Applied loosely, this would be downvoting somebody who says that Paul Graham invented AngularJS. Applied strictly this would be downvoting somebody who says that OpenBSD is the child project of System V (when it’s more of a fork from NetBSD).

It is key (key!) that we do not downvote as incorrect matters of opinion.

If somebody says “Angersock punches everybody they meet in the nose”, that’s a statement of an incorrect fact.

If somebody says “Angersock is mean to everybody that they meet”, that’s a little blurrier (as “mean” is a subjective value judgement).

If somebody says “I think that Angersock is mean to everybody”, that’s a pure statement of their opinion, and that cannot be incorrect.

It is also really important that, since we’re using this downvote to show faulty logic, we comment to explain our downvote.

Me-too

These are used when a comment signals agreement to a parent comment or submission without adding significantly to the conversation.

Applied loosely, this would be downvoting a comment that just says “yes please i want this” in a string of comments saying the same thing about a proposed feature. Applied strictly, this would also include comments that cover ground already done elsewhere in the comment tree.

Troll

These are used when a comment is made specifically to get a rise out of other users with no attempt at sharing new information or engaging in honest discussion.

Applied loosely, this would be downvoting a comment that insists “The Rust Evangelion Strike Force paid you to say this” or “Only SJWs use Nix” or some variant in every thread without saying anything else. Applied strictly, this would also include comments that tend to kick up strong feelings that people will argue about such as “3 spaces per tab in vim is what makes it better than emacs”.

The big problem we have is that people seem to like using this when encountering posts that they disagree with or when they want to hurt the credibility of the poster. For what it’s worth, we tend to have very polite conversations on Lobsters and we tend to quickly get rid of truly bad-faith posters…we shouldn’t be purging badthink.

Spam

These downvotes are used whenever encountering obvious advertising/news/marketing shit or when seeing just garbage/low effort posts that aren’t malicious enough to be flagged troll. Applied loosely, this would be flagging “I found this article very good, please see more at hxxps://totallylegitpills.ru/message-409”. Applied strictly, it includes things like one-word posts, unpunctuated throw-away one-liners, dumb jokes, etc.

Why does this matter?

Every time we downvote something, we serve to censor the author (which is fine), and to signal cultural norms to the author and to the audience.

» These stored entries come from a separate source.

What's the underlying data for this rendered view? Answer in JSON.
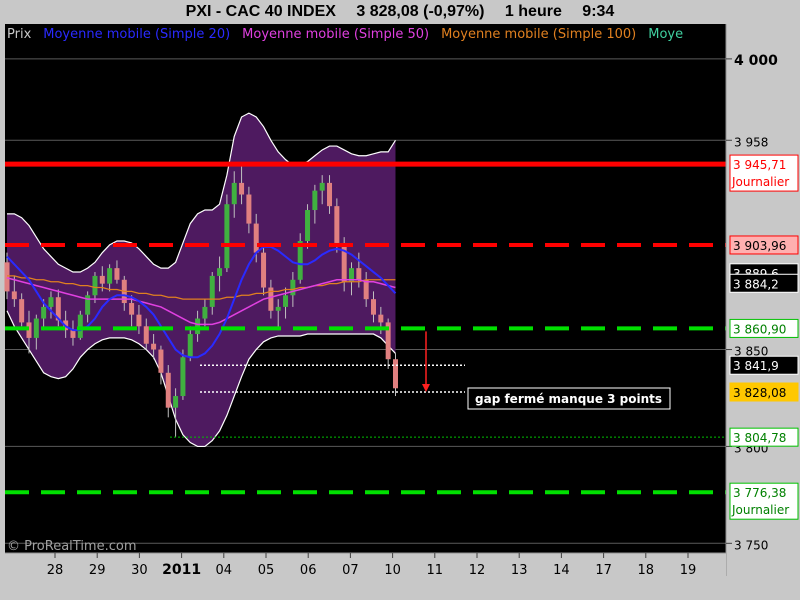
{
  "title": {
    "instrument": "PXI - CAC 40 INDEX",
    "price": "3 828,08 (-0,97%)",
    "timeframe": "1 heure",
    "time": "9:34"
  },
  "legend": [
    {
      "label": "Prix",
      "color": "#c8c8c8"
    },
    {
      "label": "Moyenne mobile (Simple 20)",
      "color": "#2a2aff"
    },
    {
      "label": "Moyenne mobile (Simple 50)",
      "color": "#e040e0"
    },
    {
      "label": "Moyenne mobile (Simple 100)",
      "color": "#e08020"
    },
    {
      "label": "Moye",
      "color": "#40d0a0"
    }
  ],
  "watermark": "© ProRealTime.com",
  "chart_data": {
    "type": "candlestick",
    "ylim": [
      3745,
      4018
    ],
    "x_labels": [
      {
        "label": "28",
        "bold": false
      },
      {
        "label": "29",
        "bold": false
      },
      {
        "label": "30",
        "bold": false
      },
      {
        "label": "2011",
        "bold": true
      },
      {
        "label": "04",
        "bold": false
      },
      {
        "label": "05",
        "bold": false
      },
      {
        "label": "06",
        "bold": false
      },
      {
        "label": "07",
        "bold": false
      },
      {
        "label": "10",
        "bold": false
      },
      {
        "label": "11",
        "bold": false
      },
      {
        "label": "12",
        "bold": false
      },
      {
        "label": "13",
        "bold": false
      },
      {
        "label": "14",
        "bold": false
      },
      {
        "label": "17",
        "bold": false
      },
      {
        "label": "18",
        "bold": false
      },
      {
        "label": "19",
        "bold": false
      }
    ],
    "y_ticks": [
      {
        "value": 4000,
        "label": "4 000",
        "bold": true
      },
      {
        "value": 3958,
        "label": "3 958",
        "bold": false
      },
      {
        "value": 3850,
        "label": "3 850",
        "bold": false
      },
      {
        "value": 3800,
        "label": "3 800",
        "bold": false
      },
      {
        "value": 3750,
        "label": "3 750",
        "bold": false
      }
    ],
    "price_tags": [
      {
        "value": 3945.71,
        "label": "3 945,71",
        "sublabel": "Journalier",
        "bg": "#ffffff",
        "fg": "#ff0000",
        "border": "#ff0000"
      },
      {
        "value": 3903.96,
        "label": "3 903,96",
        "bg": "#ffb0b0",
        "fg": "#000000",
        "border": "#ff0000"
      },
      {
        "value": 3889.6,
        "label": "3 889,6",
        "bg": "#000000",
        "fg": "#ffffff",
        "border": "#ffffff"
      },
      {
        "value": 3884.2,
        "label": "3 884,2",
        "bg": "#000000",
        "fg": "#ffffff",
        "border": "#ffffff"
      },
      {
        "value": 3860.9,
        "label": "3 860,90",
        "bg": "#ffffff",
        "fg": "#008000",
        "border": "#00c000"
      },
      {
        "value": 3841.9,
        "label": "3 841,9",
        "bg": "#000000",
        "fg": "#ffffff",
        "border": "#ffffff"
      },
      {
        "value": 3828.08,
        "label": "3 828,08",
        "bg": "#ffc800",
        "fg": "#000000",
        "border": "#ffc800"
      },
      {
        "value": 3804.78,
        "label": "3 804,78",
        "bg": "#ffffff",
        "fg": "#008000",
        "border": "#00c000"
      },
      {
        "value": 3776.38,
        "label": "3 776,38",
        "sublabel": "Journalier",
        "bg": "#ffffff",
        "fg": "#008000",
        "border": "#00c000"
      }
    ],
    "levels": [
      {
        "name": "resistance-daily",
        "value": 3945.71,
        "color": "#ff0000",
        "style": "solid"
      },
      {
        "name": "resistance-dashed",
        "value": 3903.96,
        "color": "#ff0000",
        "style": "dashed"
      },
      {
        "name": "support-dashed",
        "value": 3860.9,
        "color": "#00e000",
        "style": "dashed"
      },
      {
        "name": "support-dotted",
        "value": 3804.78,
        "color": "#00c000",
        "style": "dotted"
      },
      {
        "name": "support-daily",
        "value": 3776.38,
        "color": "#00e000",
        "style": "dashed"
      }
    ],
    "gap_lines": [
      3841.9,
      3828.08
    ],
    "annotation": "gap fermé manque 3 points",
    "candles": [
      [
        3895,
        3900,
        3876,
        3880
      ],
      [
        3880,
        3888,
        3872,
        3876
      ],
      [
        3876,
        3879,
        3862,
        3864
      ],
      [
        3864,
        3870,
        3848,
        3856
      ],
      [
        3856,
        3868,
        3850,
        3866
      ],
      [
        3866,
        3876,
        3860,
        3872
      ],
      [
        3872,
        3880,
        3866,
        3877
      ],
      [
        3877,
        3881,
        3862,
        3865
      ],
      [
        3865,
        3870,
        3856,
        3860
      ],
      [
        3860,
        3865,
        3852,
        3856
      ],
      [
        3856,
        3870,
        3855,
        3868
      ],
      [
        3868,
        3880,
        3864,
        3878
      ],
      [
        3878,
        3890,
        3874,
        3888
      ],
      [
        3888,
        3893,
        3880,
        3884
      ],
      [
        3884,
        3894,
        3880,
        3892
      ],
      [
        3892,
        3896,
        3884,
        3886
      ],
      [
        3886,
        3888,
        3870,
        3874
      ],
      [
        3874,
        3878,
        3862,
        3868
      ],
      [
        3868,
        3873,
        3858,
        3862
      ],
      [
        3862,
        3866,
        3850,
        3853
      ],
      [
        3853,
        3858,
        3845,
        3850
      ],
      [
        3850,
        3852,
        3832,
        3838
      ],
      [
        3838,
        3842,
        3815,
        3820
      ],
      [
        3820,
        3830,
        3805,
        3826
      ],
      [
        3826,
        3850,
        3824,
        3846
      ],
      [
        3846,
        3862,
        3844,
        3858
      ],
      [
        3858,
        3870,
        3854,
        3866
      ],
      [
        3866,
        3876,
        3862,
        3872
      ],
      [
        3872,
        3890,
        3868,
        3888
      ],
      [
        3888,
        3898,
        3880,
        3892
      ],
      [
        3892,
        3930,
        3890,
        3925
      ],
      [
        3925,
        3942,
        3918,
        3936
      ],
      [
        3936,
        3945,
        3925,
        3930
      ],
      [
        3930,
        3934,
        3910,
        3915
      ],
      [
        3915,
        3920,
        3895,
        3900
      ],
      [
        3900,
        3905,
        3878,
        3882
      ],
      [
        3882,
        3886,
        3866,
        3870
      ],
      [
        3870,
        3876,
        3860,
        3872
      ],
      [
        3872,
        3882,
        3866,
        3878
      ],
      [
        3878,
        3890,
        3872,
        3886
      ],
      [
        3886,
        3910,
        3884,
        3906
      ],
      [
        3906,
        3925,
        3902,
        3922
      ],
      [
        3922,
        3935,
        3915,
        3932
      ],
      [
        3932,
        3940,
        3925,
        3936
      ],
      [
        3936,
        3940,
        3920,
        3924
      ],
      [
        3924,
        3928,
        3900,
        3905
      ],
      [
        3905,
        3908,
        3880,
        3885
      ],
      [
        3885,
        3895,
        3878,
        3892
      ],
      [
        3892,
        3900,
        3882,
        3886
      ],
      [
        3886,
        3890,
        3872,
        3876
      ],
      [
        3876,
        3880,
        3864,
        3868
      ],
      [
        3868,
        3872,
        3858,
        3864
      ],
      [
        3864,
        3866,
        3840,
        3845
      ],
      [
        3845,
        3848,
        3826,
        3830
      ]
    ],
    "ma20": [
      3898,
      3894,
      3890,
      3886,
      3880,
      3874,
      3870,
      3866,
      3862,
      3860,
      3860,
      3862,
      3866,
      3872,
      3876,
      3878,
      3878,
      3877,
      3875,
      3872,
      3868,
      3862,
      3856,
      3850,
      3847,
      3846,
      3846,
      3848,
      3852,
      3858,
      3866,
      3876,
      3886,
      3894,
      3900,
      3903,
      3903,
      3901,
      3898,
      3895,
      3894,
      3894,
      3896,
      3899,
      3901,
      3902,
      3901,
      3899,
      3896,
      3893,
      3890,
      3887,
      3883,
      3879
    ],
    "ma50": [
      3887,
      3886,
      3885,
      3884,
      3883,
      3882,
      3881,
      3880,
      3879,
      3878,
      3877,
      3876,
      3876,
      3876,
      3876,
      3876,
      3876,
      3876,
      3875,
      3874,
      3873,
      3872,
      3870,
      3868,
      3866,
      3864,
      3863,
      3863,
      3863,
      3864,
      3866,
      3868,
      3870,
      3872,
      3874,
      3876,
      3877,
      3878,
      3879,
      3880,
      3881,
      3882,
      3883,
      3884,
      3885,
      3886,
      3886,
      3886,
      3886,
      3885,
      3885,
      3884,
      3883,
      3882
    ],
    "ma100": [
      3888,
      3888,
      3887,
      3887,
      3886,
      3886,
      3885,
      3885,
      3884,
      3884,
      3883,
      3883,
      3882,
      3882,
      3881,
      3881,
      3880,
      3880,
      3879,
      3879,
      3878,
      3878,
      3877,
      3877,
      3876,
      3876,
      3876,
      3876,
      3876,
      3876,
      3877,
      3877,
      3878,
      3878,
      3879,
      3879,
      3880,
      3880,
      3881,
      3881,
      3882,
      3882,
      3883,
      3883,
      3884,
      3884,
      3885,
      3885,
      3885,
      3886,
      3886,
      3886,
      3886,
      3886
    ],
    "bb_upper": [
      3920,
      3920,
      3918,
      3914,
      3908,
      3902,
      3898,
      3894,
      3892,
      3890,
      3890,
      3892,
      3895,
      3900,
      3904,
      3906,
      3906,
      3905,
      3902,
      3898,
      3894,
      3892,
      3892,
      3895,
      3905,
      3915,
      3920,
      3922,
      3922,
      3925,
      3940,
      3960,
      3970,
      3972,
      3970,
      3965,
      3958,
      3952,
      3948,
      3945,
      3945,
      3947,
      3950,
      3953,
      3955,
      3955,
      3953,
      3951,
      3950,
      3950,
      3951,
      3952,
      3952,
      3958
    ],
    "bb_lower": [
      3870,
      3862,
      3856,
      3850,
      3844,
      3838,
      3836,
      3835,
      3836,
      3840,
      3846,
      3850,
      3853,
      3855,
      3856,
      3856,
      3856,
      3855,
      3853,
      3850,
      3846,
      3838,
      3826,
      3814,
      3806,
      3802,
      3800,
      3800,
      3803,
      3808,
      3816,
      3826,
      3836,
      3845,
      3850,
      3854,
      3856,
      3857,
      3857,
      3857,
      3857,
      3858,
      3858,
      3858,
      3858,
      3858,
      3858,
      3858,
      3858,
      3858,
      3858,
      3856,
      3852,
      3848
    ]
  }
}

If we are sloppy in our use of these, we edge ever-more into the hivemind groupthink of places like Reddit and HN. I like to encounter people with whom I genuinely but civilly disagree here, and knowing that our interactions could be tainted by drive-by downvoting in one direction or the other hurts my ability to have those encounters.

Additionally, if we have a new poster (or even an old poster expressing an opinion) we want to make sure that they respect the downvotes that they get. Similar to how a lot of terms (SJW, fascist, engineer) have lost their meaning due to overuse, labels like troll and incorrect are on the precipice of not being taken seriously.

There was a time where if I received an incorrect flag, I assumed I was in error and would seek clarification, where if I received a troll downvote I’d consider if maybe I could word my point better; most of the time now, though, I just assume it’s the same anonymous group of cowards who don’t like me.

(And yes, that’s most certainly incorrect, right, but unless we have totally transparent voting history here–and all the pathologies that go with it!–it’s a low-effort explanation that matches the data I have. This is the problem.)

We have a good community here, we have better discourse than a lot of other “technical” sites, and the reason for that is that we aggressively police off-topic and malicious behavior. At the same time that only works because we have been judicious in our use.

Please don’t fuck that up by misusing the flags.